I have just shown in a first part that $\forall x\in C_m$, $ord(f(x))|d$.
And I wanted to prove the statement as follows:
Proof
Let $g$ be a generator of $C_n$, i.e. $$\langle g \rangle=\{1,g^1,g^2,...,g^{n-1}\}=C_n$$Then since $C_d$ is a subgroup of $C_n$ we know that also $C_d$ is cyclic, to be more precise $$\{1,g^1,...,g^{d-1}\}=C_d$$ where $d<n$. Now let $x\in C_m$ and consider $f(x)$. Then since $f$ is a morphism of groups $$Im(f)<C_n\Rightarrow f(x)\in C_n \Rightarrow f(x)=g^i$$ for some $1\leq i\leq n-1$, but we just know that $ord(f(x))|d$ so we indeed have that $f(x)=g^j, \,\,1\leq j\leq d-1$. And this means that $f(x)\in C_d$, and thus $Im(f)\subset C_d$.

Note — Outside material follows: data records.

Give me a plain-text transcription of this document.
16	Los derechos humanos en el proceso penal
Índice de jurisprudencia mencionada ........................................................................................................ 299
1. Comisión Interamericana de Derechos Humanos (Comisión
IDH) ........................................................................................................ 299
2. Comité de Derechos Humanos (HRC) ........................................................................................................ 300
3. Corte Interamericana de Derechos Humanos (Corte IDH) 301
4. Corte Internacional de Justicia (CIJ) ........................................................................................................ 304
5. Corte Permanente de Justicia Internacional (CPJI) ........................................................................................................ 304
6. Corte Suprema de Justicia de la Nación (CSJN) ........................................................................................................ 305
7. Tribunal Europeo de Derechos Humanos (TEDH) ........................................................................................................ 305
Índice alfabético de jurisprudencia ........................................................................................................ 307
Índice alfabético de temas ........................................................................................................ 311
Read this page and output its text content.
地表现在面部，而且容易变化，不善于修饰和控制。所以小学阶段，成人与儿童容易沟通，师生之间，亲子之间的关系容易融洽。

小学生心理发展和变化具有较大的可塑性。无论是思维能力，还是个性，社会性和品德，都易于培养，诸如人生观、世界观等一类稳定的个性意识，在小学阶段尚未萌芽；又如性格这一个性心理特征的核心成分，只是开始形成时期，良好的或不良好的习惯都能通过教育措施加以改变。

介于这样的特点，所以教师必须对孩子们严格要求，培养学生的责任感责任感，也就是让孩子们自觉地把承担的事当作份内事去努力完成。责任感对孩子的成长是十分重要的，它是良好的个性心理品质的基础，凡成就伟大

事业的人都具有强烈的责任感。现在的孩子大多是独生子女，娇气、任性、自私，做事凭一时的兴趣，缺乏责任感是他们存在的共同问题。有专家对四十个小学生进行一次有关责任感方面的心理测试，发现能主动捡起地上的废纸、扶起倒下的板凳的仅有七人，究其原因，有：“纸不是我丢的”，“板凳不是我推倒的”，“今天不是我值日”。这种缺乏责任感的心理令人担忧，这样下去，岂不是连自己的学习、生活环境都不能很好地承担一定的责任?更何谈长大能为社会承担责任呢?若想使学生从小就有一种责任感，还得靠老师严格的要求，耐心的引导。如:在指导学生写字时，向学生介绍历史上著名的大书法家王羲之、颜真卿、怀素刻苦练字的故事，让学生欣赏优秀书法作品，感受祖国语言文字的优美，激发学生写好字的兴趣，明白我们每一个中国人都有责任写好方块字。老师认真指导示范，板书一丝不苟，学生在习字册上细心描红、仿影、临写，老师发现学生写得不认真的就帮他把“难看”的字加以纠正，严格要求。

Does this work or is it completly wrong? It would be helpful if someone could take a look and write some comments.
Thanks a lot.
$Im(f)$ is a subgroup of $C_n$. So all elements of $Im(f)$ have order dividing $n$.
Let $x\in C_m$ with order $l$. Then $l$ divides $m$. Thus $f(x)^l = f(x^l) = f(1) = 1$ and so $f(x)$ has order dividing $l$ which divides $m$.
It follows that all elements of $f(C_m)$ have order dividing both $m$ and $n$ and so have order dividing $\gcd(m,n)$.